The study was a prospective, RCT that was held on 41 critically ill patients suffering from resistant gram positive infections and requiring vancomycin treatment.
Intervention group: 21 patients receiving ascorbic acid 2 gm twice daily just before vancomycin intravenous (15-20 mg/kg) by half an hour.
Control group: 20 patients receiving vancomycin intravenous treatment (15-20 mg/kg).
All patients were subjected to a thorough history taking and the following parameters were evaluated at baseline and routinely for the two groups.
The current study showed that:
• The incidence of vancomycin associated nephrotoxicity is high in the critically ill patients in Egypt.
• There was no noteworthy variance among groups concerning demographics.
• Vancomycin related factors (dose, duration and daily dose per weight), APACHE II score, comorbidities and concurrent potential nephrotoxins were all equivalent in both groups.
• There was no noteworthy variance among groups at baseline concerning all laboratory investigations.
• After one week, serum creatinine increased significantly in the control group while there was no important increase in the intervention group.

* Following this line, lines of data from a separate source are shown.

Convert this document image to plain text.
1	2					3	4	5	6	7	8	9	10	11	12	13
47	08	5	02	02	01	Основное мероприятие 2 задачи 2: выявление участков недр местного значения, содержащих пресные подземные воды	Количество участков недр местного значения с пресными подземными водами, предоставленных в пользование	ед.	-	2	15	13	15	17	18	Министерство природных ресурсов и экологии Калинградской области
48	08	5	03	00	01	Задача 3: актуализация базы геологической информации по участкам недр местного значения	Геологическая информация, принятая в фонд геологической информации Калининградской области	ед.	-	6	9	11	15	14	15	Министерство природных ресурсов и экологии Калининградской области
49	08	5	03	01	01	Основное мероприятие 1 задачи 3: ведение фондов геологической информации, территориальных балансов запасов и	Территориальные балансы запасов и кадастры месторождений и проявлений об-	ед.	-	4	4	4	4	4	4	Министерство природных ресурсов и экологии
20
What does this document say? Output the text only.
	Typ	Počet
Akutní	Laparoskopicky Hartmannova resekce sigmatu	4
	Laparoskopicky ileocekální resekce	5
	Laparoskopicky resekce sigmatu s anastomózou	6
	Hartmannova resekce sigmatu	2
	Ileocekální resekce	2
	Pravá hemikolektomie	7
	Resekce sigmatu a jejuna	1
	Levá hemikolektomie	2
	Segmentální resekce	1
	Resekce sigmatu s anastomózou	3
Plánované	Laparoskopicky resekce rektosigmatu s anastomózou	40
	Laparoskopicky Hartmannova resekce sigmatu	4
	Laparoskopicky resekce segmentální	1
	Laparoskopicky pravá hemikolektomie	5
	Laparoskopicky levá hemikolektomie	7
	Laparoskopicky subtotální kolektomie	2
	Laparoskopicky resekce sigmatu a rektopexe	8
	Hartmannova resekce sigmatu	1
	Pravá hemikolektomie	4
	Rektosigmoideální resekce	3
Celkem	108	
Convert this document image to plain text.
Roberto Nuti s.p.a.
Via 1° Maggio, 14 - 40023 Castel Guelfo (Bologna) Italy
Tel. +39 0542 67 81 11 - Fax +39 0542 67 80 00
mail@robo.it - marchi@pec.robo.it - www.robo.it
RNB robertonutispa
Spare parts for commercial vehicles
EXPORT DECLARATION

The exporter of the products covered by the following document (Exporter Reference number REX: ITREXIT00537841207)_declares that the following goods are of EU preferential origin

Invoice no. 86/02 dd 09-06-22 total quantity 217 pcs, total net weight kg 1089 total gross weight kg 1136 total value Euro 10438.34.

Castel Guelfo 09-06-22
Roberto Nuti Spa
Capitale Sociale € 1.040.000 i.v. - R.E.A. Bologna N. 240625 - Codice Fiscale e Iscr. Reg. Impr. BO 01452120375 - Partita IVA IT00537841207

• The absolute difference of serum creatinine was significantly different among groups.
• Creatinine clearance decreased by the end of the monitoring period (one week) significantly in the control group while insignificantly in the intervention group.
• The absolute difference of creatinine clearance was significantly different between both groups.
• Mortality was greater in the control than the intervention group, though non-statistically significant.